Klager heeft bij reactie gedateerd 6 juni 2017 op de NFI-rapportage kortweg het volgende aangevoerd. Klager betwist dat tweerichtingscommunicatie met zijn televisie mogelijk is. Hij heeft zijn televisie in de inrichtingswinkel aangeschaft. Klager stelt
voor zijn televisie zo nodig door het NFI te laten onderzoeken.

3. De beoordeling
In paragraaf 4.5.1.1 van de huisregels van de BPG van de penitentiaire inrichting Vught is bepaald dat het een gedetineerde niet is toegestaan zend- en communicatieapparatuur onder zijn berusting te houden.
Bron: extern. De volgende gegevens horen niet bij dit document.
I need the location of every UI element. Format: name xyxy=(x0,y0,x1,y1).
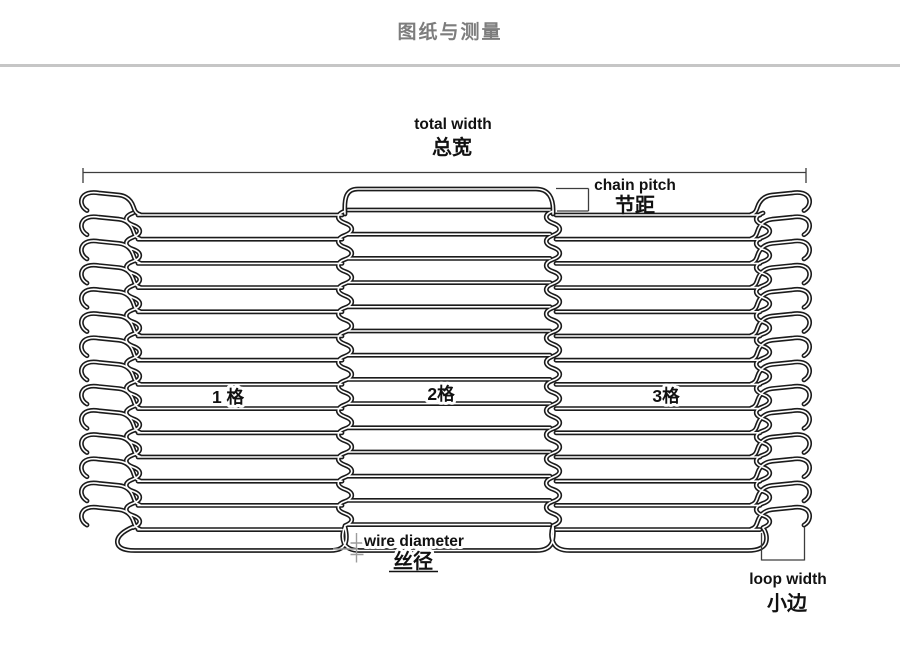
chain-pitch-bracket xyxy=(556,189,589,212)
wire-diameter-label-en: wire diameter xyxy=(363,533,464,550)
mesh-wire-core xyxy=(81,189,809,551)
chain-pitch-label-zh: 节距 xyxy=(615,193,655,217)
belt-mesh-diagram: total width 总宽 chain pitch 节距 1 格 2格 3格 … xyxy=(0,0,900,663)
total-width-dimension-line xyxy=(83,168,806,183)
section-2-label: 2格 xyxy=(427,384,455,404)
total-width-label-en: total width xyxy=(414,116,492,133)
page: 图纸与测量 total width 总宽 chain pitch 节距 1 格 … xyxy=(0,0,900,663)
loop-width-label-en: loop width xyxy=(749,571,826,588)
mesh-wire-outline xyxy=(81,189,809,551)
loop-width-label-zh: 小边 xyxy=(767,592,808,615)
total-width-label-zh: 总宽 xyxy=(432,135,472,159)
wire-diameter-label-zh: 丝径 xyxy=(393,549,433,573)
mesh-wires xyxy=(81,189,809,551)
chain-pitch-label-en: chain pitch xyxy=(594,177,676,194)
section-3-label: 3格 xyxy=(652,386,680,406)
section-1-label: 1 格 xyxy=(212,387,245,407)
Bij tussenbeslissing heeft de beroepscommissie het NFI gevraagd haar schriftelijke inlichtingen te verschaffen over de vraag of een CI+-kaart valt onder de definitie zend- en communicatieapparatuur. Het NFI heeft deze vraag in de conclusie van de
rapportage als volgt beantwoord: “Als los apparaat is een CI+ modulekaart niet in staat om te communiceren met de buitenwereld en valt daarom niet onder de gehanteerde definitie van zend- en communicatieapparatuur. In combinatie met een geschikt
televisietoestel of settopbox en een geschikte netwerkverbinding is wel tweerichtingscommunicatie mogelijk met de buitenwereld en kan het geheel worden aangeduid als zend- en communicatieapparatuur.”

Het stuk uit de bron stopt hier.